As well as leading the Homeless Healthcare Team in Southampton, Pamela has been instrumental in the development of the Alcohol Day Detoxification Project, which won a Public Health Nursing Award in 2014, and the Breathing Space Project, enabling safe and supported discharge of homeless patients.
Most recently Pamela has been involved in the initial stages of healthcare to Syrian refugees who have been offered asylum in the UK and a peer advocacy project to help homeless people to engage better with health services.
Congratulating Pamela on her award, Solent NHS Trust’s Chief Executive, Sue Harriman, said: “I know that everyone in Solent NHS Trust is over the moon that Pamela has been awarded this incredibly prestigious award and that her dedication has been recognised and celebrated today.
We can’t praise Pamela enough; she is an incredible lady and a selfless person who gives so much of herself to helping some of the most vulnerable people in Southampton. I am completely in awe of Pamela, and the difference she makes, she is a real inspiration.
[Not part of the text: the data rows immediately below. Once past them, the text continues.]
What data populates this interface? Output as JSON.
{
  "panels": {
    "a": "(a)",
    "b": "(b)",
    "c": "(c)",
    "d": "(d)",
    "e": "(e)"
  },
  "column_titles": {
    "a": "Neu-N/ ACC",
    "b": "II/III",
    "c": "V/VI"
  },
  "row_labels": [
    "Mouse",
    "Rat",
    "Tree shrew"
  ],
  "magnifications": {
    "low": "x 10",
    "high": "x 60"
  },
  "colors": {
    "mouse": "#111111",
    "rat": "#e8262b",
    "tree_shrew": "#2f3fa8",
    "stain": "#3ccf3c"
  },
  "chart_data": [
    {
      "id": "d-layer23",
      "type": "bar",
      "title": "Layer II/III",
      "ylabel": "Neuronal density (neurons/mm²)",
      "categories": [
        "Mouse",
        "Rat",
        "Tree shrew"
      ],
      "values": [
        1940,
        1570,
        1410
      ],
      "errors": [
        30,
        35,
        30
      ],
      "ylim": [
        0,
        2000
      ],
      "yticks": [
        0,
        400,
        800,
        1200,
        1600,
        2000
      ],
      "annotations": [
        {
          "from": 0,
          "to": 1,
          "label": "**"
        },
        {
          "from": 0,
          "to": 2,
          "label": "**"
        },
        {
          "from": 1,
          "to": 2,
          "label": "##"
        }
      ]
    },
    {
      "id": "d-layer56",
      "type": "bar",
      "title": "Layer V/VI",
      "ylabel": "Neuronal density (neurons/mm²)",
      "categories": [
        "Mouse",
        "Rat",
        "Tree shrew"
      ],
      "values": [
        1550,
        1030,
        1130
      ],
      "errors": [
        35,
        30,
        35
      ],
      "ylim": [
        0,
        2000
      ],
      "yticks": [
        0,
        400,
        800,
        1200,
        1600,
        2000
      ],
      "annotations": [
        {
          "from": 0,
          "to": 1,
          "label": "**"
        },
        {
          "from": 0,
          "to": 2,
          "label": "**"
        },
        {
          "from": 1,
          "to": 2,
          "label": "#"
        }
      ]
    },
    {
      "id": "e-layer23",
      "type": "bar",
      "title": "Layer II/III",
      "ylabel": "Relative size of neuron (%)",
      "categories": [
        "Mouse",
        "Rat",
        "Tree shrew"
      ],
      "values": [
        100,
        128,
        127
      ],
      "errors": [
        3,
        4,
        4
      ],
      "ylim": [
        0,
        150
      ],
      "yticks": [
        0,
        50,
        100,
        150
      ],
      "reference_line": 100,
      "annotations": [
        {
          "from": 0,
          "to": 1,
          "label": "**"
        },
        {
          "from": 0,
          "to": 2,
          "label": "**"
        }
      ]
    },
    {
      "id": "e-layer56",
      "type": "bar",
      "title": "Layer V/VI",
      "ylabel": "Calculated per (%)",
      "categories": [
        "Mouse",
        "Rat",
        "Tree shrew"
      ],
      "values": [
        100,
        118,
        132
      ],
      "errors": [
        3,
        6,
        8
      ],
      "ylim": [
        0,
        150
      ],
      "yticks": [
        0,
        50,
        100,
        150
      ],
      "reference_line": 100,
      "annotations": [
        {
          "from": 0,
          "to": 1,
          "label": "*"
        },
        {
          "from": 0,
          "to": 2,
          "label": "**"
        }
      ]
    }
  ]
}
A huge well done to Pamela, and a big thank you for dedicating your working life to the service.”
Simon Stevens, NHS England chief executive, said: “It has once again been a privilege to celebrate with some of the extraordinarily dedicated and selfless health and care heroes who make the NHS what it is today – the much-loved institution that our patients say is what makes them most proud to be British.
“From those who have devoted their lives to helping people and supporting some of our most vulnerable, to delivering pioneering lifesaving treatments, the NHS Parliamentary awards are rightly honouring those who continue to make a huge contribution to our country, through our NHS Long Term Plan.”
Royston Smith MP, said: “Through Pamela’s work with the most vulnerable in society, she has helped countless numbers of people return to a stable healthy life. Southampton is truly grateful to this health champion and guardian.”